In this article we shall approach Amazon Web Services and their cloud technologies, with accent on the DynamoDB, API Gateway and Lambda Functions. These three services can be used to develop an API for the access to data and provide fast and scalable statistics.
To begin with, DynamoDB is a nonrelational, fully managed and scalable database that provides low-latency data access and an out of the box REST API used for querying and managing the data. Though it has some limitations when it comes to high volumes, DynamoDB is very useful when we want to provide fast access and high availability for the data.
Using the API gateway, DynamoDB’s API can be exposed and simplified for easier access for other applications and users who want to obtain data in a fast, secured and managed manner. In this way we can wrap the querying endpoints of the DynamoDB with more intuitive ones and hide the technical aspects, so the final user can access those endpoints without having a very detailed knowledge on the DynamoDB technology and concepts. Also, we can easily manage the access to the database, by only managing the authorisation roles used by the API Gateway integrations.

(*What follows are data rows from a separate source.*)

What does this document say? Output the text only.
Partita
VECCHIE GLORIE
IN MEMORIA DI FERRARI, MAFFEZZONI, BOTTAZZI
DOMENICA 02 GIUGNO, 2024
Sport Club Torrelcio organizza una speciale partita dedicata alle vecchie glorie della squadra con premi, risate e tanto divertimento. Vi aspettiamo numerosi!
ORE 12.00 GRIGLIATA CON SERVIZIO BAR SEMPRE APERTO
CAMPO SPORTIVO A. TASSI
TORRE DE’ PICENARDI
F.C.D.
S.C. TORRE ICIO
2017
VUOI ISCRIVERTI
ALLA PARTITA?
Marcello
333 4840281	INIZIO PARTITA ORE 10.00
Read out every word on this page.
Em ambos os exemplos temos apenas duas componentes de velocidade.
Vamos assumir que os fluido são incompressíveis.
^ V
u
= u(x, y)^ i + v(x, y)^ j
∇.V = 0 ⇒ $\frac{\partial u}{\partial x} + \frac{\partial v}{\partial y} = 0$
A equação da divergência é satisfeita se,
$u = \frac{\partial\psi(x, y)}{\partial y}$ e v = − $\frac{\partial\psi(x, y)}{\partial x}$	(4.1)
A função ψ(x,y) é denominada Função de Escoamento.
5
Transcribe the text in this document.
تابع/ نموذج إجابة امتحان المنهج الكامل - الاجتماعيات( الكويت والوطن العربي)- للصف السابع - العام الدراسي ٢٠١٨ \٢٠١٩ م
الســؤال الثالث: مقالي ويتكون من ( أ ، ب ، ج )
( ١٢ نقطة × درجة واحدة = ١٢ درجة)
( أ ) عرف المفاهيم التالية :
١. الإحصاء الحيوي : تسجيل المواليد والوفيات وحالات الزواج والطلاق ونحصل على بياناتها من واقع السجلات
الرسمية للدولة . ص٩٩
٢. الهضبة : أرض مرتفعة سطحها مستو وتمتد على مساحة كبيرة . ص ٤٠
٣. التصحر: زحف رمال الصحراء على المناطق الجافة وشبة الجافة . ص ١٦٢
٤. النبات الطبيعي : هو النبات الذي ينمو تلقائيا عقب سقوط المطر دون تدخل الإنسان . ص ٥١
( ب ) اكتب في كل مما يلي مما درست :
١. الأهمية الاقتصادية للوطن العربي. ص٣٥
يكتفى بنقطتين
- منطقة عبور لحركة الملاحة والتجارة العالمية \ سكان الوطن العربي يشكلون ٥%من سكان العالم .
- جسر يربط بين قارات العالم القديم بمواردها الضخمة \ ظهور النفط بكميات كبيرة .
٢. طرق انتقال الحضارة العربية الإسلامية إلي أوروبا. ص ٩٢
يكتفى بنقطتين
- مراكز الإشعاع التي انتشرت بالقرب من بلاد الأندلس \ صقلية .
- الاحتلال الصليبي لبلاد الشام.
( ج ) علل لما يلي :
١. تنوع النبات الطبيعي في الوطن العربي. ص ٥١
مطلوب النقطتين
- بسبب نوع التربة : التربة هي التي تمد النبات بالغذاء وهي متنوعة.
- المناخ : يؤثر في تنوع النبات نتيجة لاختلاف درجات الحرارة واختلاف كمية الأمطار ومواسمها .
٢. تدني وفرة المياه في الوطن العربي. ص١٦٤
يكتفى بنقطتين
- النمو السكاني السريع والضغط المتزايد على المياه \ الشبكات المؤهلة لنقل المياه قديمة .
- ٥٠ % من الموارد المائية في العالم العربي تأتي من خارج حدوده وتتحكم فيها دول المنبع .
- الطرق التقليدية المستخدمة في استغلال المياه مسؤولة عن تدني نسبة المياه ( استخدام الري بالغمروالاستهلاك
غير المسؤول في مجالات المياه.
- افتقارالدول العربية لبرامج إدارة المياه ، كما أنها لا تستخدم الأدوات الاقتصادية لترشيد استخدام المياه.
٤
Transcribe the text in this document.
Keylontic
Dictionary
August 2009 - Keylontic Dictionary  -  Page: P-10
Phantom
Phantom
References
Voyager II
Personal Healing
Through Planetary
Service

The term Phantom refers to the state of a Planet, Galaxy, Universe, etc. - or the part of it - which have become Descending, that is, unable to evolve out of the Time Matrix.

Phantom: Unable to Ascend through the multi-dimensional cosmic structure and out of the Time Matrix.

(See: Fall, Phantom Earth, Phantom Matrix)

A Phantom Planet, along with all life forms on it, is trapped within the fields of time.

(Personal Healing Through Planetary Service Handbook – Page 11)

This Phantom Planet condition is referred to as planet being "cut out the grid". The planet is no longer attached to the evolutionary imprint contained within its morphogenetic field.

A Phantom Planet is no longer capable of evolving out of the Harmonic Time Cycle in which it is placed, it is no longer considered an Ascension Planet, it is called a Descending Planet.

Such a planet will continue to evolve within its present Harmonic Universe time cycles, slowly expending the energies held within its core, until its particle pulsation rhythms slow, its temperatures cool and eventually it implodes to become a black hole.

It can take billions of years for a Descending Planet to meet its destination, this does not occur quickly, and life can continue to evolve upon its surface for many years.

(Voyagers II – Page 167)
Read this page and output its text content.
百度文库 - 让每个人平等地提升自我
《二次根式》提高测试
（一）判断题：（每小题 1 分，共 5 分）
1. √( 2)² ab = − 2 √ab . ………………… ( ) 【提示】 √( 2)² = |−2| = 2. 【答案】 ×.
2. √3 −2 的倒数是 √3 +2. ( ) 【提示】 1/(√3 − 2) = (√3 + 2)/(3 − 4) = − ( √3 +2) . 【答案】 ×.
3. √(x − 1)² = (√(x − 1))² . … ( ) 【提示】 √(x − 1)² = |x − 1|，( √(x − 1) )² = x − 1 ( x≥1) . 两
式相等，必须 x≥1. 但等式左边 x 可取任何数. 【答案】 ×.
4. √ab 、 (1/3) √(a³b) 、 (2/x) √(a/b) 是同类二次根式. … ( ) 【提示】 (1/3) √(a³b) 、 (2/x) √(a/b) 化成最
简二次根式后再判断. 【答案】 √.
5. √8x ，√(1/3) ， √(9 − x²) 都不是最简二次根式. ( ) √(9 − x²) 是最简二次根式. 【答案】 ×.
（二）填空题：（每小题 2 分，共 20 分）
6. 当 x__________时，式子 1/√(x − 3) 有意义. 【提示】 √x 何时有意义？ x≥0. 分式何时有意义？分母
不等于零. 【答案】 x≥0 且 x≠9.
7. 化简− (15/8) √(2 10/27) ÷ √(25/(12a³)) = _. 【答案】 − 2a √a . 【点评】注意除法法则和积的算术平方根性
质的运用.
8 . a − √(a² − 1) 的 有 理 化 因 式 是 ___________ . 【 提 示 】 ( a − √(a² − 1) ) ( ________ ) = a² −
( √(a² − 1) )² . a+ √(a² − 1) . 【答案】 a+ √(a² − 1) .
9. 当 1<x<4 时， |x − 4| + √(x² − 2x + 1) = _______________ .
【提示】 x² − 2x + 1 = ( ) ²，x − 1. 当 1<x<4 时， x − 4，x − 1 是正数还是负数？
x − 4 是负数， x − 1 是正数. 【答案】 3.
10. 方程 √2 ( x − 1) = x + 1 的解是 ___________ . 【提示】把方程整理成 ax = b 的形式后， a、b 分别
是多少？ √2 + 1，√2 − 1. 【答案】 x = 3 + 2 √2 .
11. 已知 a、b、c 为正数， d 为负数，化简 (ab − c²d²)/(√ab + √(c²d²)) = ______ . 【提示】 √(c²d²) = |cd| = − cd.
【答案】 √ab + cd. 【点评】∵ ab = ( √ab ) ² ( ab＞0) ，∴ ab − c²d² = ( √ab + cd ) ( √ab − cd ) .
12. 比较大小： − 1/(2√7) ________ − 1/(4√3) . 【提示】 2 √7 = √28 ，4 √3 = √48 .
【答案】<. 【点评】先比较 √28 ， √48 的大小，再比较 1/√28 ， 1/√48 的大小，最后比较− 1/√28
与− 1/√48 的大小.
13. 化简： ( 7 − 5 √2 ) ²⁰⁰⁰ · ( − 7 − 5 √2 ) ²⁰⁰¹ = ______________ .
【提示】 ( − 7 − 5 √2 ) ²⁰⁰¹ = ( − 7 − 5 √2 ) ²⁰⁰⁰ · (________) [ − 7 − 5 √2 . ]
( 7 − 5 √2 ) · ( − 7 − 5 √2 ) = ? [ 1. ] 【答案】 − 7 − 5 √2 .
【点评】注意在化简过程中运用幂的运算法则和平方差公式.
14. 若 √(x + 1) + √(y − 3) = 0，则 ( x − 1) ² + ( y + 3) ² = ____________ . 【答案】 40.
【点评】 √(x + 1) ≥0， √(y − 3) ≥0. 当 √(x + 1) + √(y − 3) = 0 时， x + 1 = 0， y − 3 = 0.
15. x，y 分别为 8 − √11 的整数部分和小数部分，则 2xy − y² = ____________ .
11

For example, we needed to expose data through a REST endpoint, with data available only in a Data Warehouse. Developing an entire REST layer over the database wouldn’t have been the most viable solution. We chose to store the data, as it was only a selective set of it, in the DynamoDB because it came with an out of the box API and could be easily wrapped by Lambda Functions and API Gateway. It was put in place a process that synchronises the data between the two Data Sources on a daily basis, using an ETL developed with SSIS and the integration between the aforementioned AWS services. This way, we have excluded the process of deployment to a server for the REST API, gained easier maintenance procedures and higher flexibility when it comes to future implementations and modifications of the table.
There were challenges, like the limitation of the BatchWrite endpoint of the DynamoDB that limits the number of actions to 25 per batch, but in the end, with better Write Capacity Provisioned configuration we succeeded the export of data to DynamoDB without having to implement complex logic in the SSIS Custom Destination.
As a conclusion, AWS provides interesting technologies that allow the implementation of serverless services with fast response times, high scalability, easy management and interconnectivity, all with the comfort of choosing different widespread programming languages. Cloud is for some time the new infrastructure reality and it is here to stay, with all the pros and constantly reducing the cons.